Птицын на этот раз обиделся. Из вежливости он терпел такое отношение со стороны старших, но от Ромашкина, видно, обиды сносить не собирался.
— Девать меня никуда не нужно. Решайте свои вопросы — и пойдемте. Я сам знаю, куда мне деться.
Ромашкин вопросительно глядел на Колокольцева. Но тот пожал плечами.
— Ничего не могу изменить. Капитан получил разрешение от вышестоящих начальников.
Разведотряд сосредоточился в лощине. Танки, их оказалось в роте всего четыре, уткнулись носами в занесенные снегом кусты, экипажи не стали закапывать машины — скоро вперед. Разведчики и автоматчики грелись у костров, готовые по первой команде вспрыгнуть на броню.
Командир танковой роты старший лейтенант Угольков, в черном комбинезоне и расстегнутом шлеме, сдернув замасленную рукавицу, отдал честь капитану, прибывшему с Ромашкиным.
— Посадите журналиста в один из танков, — сказал Ромашкин. Он обиделся на то, что Птицын его обрезал, и за всю дорогу не сказал ни слова.
Поняв, что капитан никакой не начальник, Угольков заговорил обиженно, обращаясь только к Ромашкину:
— Куда я его посажу?
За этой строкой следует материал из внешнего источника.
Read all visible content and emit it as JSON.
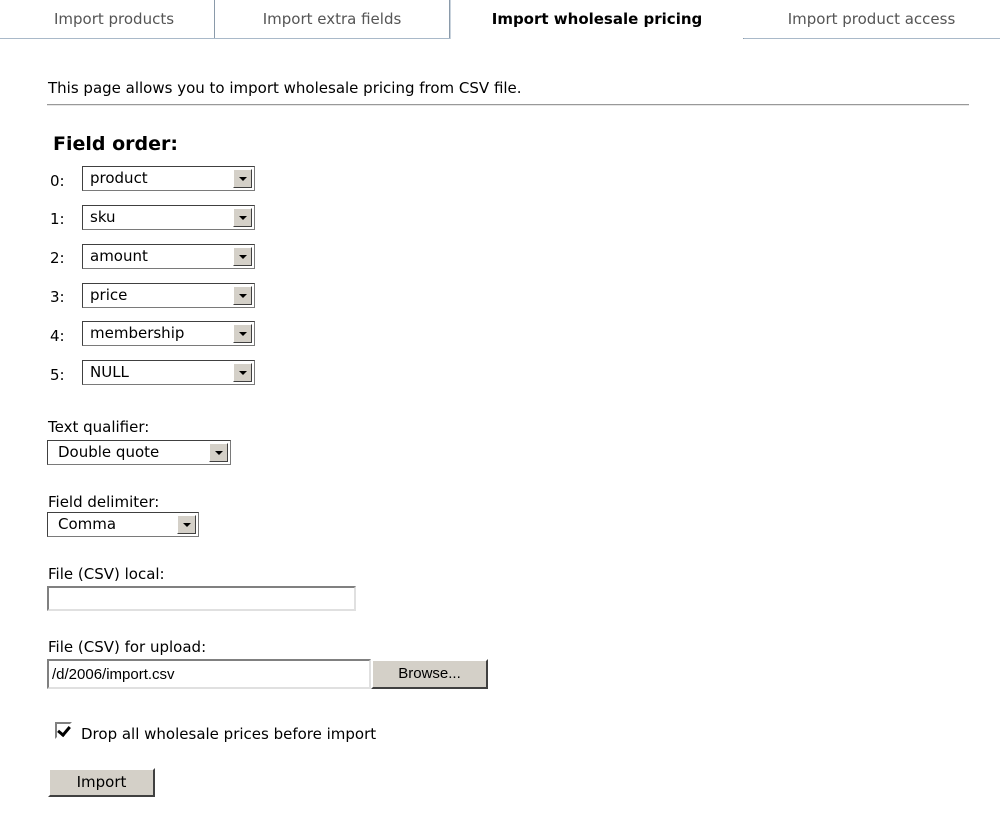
{
  "tabs": [
    {
      "label": "Import products"
    },
    {
      "label": "Import extra fields"
    },
    {
      "label": "Import wholesale pricing",
      "active": true
    },
    {
      "label": "Import product access"
    }
  ],
  "intro": "This page allows you to import wholesale pricing from CSV file.",
  "field_order": {
    "title": "Field order:",
    "rows": [
      {
        "index": "0:",
        "value": "product"
      },
      {
        "index": "1:",
        "value": "sku"
      },
      {
        "index": "2:",
        "value": "amount"
      },
      {
        "index": "3:",
        "value": "price"
      },
      {
        "index": "4:",
        "value": "membership"
      },
      {
        "index": "5:",
        "value": "NULL"
      }
    ]
  },
  "text_qualifier": {
    "label": "Text qualifier:",
    "value": "Double quote"
  },
  "field_delimiter": {
    "label": "Field delimiter:",
    "value": "Comma"
  },
  "file_local": {
    "label": "File (CSV) local:",
    "value": ""
  },
  "file_upload": {
    "label": "File (CSV) for upload:",
    "value": "/d/2006/import.csv",
    "browse": "Browse..."
  },
  "drop_prices": {
    "label": "Drop all wholesale prices before import",
    "checked": true
  },
  "import_button": "Import",
  "colors": {
    "tab_border": "#a9b9c9",
    "button_face": "#d4d0c8"
  }
}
Ну куда? Лучше десяток выстрелов ещё загрузить. Ты в бою скажешь — огня давай, а я журналистом, что ли, стрелять буду?
Птицын рассмеялся:
— Не вздорьте, ребята! Я на броне вместе с автоматчиками. — И ушел к бойцам, не желая больше обременять командиров.
— На кой черт он тебе сдался? — спросил Угольков.